Persönlich beeindruckt hat mich, mit welchem Engagement die Mitarbeitenden in den Jobcentern das Bürgergeld-Gesetz umsetzen. Diese Umsetzung verlangt den Kolleginnen und Kollegen viel ab. Doch was ich überall erlebt habe, ist der Wille, für die Menschen da zu sein. Was ich auch sehr positiv in Erinnerung habe, sind die konstruktiven Diskussionen. Wie schaffen wir Arbeit, die zum Leben passt? Wie kann der Staat Menschen im Lebensverlauf besser unterstützen und vor Armut schützen? Und wie wollen wir morgen arbeiten? Auch mit dem Bürgergeld-Gesetz haben wir noch nicht auf alle Fragen die passenden Antworten gefunden – aber wir bleiben im Dialog.

Für mich ist aber auch klar: Das Bürgergeld ist kein abgeschlossener Prozess. Seine Umsetzung lebt von Beteiligung und Austausch. Neue Prozesse müssen sich erst einspielen und ganzheitliche und gute Betreuung benötigt Zeit. Die Finanzierung muss den Jobcentern ausreichend Freiraum lassen, um die neuen Aufgaben stemmen zu können. Hierfür werde ich mich auch weiterhin stark machen.

Genauso macht sich die laufende Qualifizierung der Mitarbeitenden in den Jobcentern nicht von selbst. Wichtig ist mir, die gute Arbeit der Jobcenter weiterhin in der Öffentlichkeit zu zeigen.

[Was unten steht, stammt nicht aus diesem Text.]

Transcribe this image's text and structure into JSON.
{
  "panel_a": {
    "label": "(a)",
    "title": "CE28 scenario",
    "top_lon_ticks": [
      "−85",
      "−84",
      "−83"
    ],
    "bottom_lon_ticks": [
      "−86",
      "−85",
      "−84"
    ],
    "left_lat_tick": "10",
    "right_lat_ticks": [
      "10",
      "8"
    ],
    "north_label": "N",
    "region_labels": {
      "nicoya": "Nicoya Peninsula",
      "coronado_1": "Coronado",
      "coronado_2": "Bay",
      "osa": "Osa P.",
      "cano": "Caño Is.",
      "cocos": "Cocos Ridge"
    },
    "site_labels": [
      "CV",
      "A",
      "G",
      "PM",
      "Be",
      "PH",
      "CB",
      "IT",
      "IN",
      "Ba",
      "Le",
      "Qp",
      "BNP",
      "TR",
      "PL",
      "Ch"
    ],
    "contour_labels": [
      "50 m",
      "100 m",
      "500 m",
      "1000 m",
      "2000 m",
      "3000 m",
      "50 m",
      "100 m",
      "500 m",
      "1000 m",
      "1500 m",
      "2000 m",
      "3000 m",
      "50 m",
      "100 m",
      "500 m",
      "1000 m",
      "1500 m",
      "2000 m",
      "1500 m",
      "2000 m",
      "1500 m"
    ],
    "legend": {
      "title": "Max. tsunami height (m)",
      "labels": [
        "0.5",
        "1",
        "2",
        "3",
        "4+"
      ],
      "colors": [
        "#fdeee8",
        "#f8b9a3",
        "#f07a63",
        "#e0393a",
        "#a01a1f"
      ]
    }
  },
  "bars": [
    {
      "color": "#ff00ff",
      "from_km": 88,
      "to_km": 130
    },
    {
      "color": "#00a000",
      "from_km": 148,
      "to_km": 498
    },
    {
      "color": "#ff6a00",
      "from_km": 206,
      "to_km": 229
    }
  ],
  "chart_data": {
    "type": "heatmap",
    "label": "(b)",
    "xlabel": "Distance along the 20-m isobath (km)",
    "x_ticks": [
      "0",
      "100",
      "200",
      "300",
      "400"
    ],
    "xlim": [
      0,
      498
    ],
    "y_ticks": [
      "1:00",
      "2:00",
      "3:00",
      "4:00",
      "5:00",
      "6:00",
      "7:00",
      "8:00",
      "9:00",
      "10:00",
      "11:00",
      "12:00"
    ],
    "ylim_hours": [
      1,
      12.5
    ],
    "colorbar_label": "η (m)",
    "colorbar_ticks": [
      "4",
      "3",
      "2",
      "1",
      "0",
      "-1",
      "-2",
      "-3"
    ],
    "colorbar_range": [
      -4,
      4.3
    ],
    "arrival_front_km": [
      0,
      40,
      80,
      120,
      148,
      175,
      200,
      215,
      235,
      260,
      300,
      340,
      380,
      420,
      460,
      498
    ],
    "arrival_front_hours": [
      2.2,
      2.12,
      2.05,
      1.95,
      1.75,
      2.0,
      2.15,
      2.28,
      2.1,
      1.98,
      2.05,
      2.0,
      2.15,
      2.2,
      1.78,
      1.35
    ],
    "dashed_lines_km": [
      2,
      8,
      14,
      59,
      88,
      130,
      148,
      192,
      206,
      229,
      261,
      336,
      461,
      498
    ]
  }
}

Bürgergeld stärkt sozialen Zusammenhalt

Nach einem Jahr Bürgergeld können wir festhalten: Unser Staat ist für alle Bürgerinnen und Bürger in diesem Land da, wenn sie ihn brauchen. Niemand wird zurückgelassen und jede und jeder verdient eine Chance. Mit dem Bürgergeld stärken wir den sozialen Zusammenhalt und schaffen Sicherheit in turbulenten Zeiten. Gerade jetzt, wo gesellschaftliche Spannungen durch Pandemie, Kriege in der Ukraine und im Nahen Osten und steigende Preise so präsent sind wie lange nicht, muss auch die Sozialpolitik Antworten liefern. Durch Maßnahmen wie das Kurzarbeitergeld, die Entlastungspakete und eben auch das Bürgergeld haben wir viel für den sozialen Zusammenhalt im Land geschafft.

Denn auch wenn es beim Bürgergeld natürlich in erster Linie immer darum geht, in einer individuellen Notlage zu helfen, erfüllt es auch eine weitere übergeordnete Aufgabe: Als Netz der sozialen Sicherung gibt es allen die Gewissheit, dass sie sich auch in schwierigen Zeiten auf den Sozialstaat verlassen können und die Unterstützung bekommen, um sich aus eigener Kraft wieder aufzurichten. Diese Gewissheit bildet die Grundlage für sozialen Zusammenhalt in unserem Land.

Deshalb ist das Bürgergeld ein Schritt nach vorn, für jeden Einzelnen, aber auch für uns alle als Gesellschaft.

Hubertus Heil, MdB
Bundesminister für Arbeit und Soziales

Erschienen in: Der Landkreis 2023, Ausgabe 12, S. 720 f.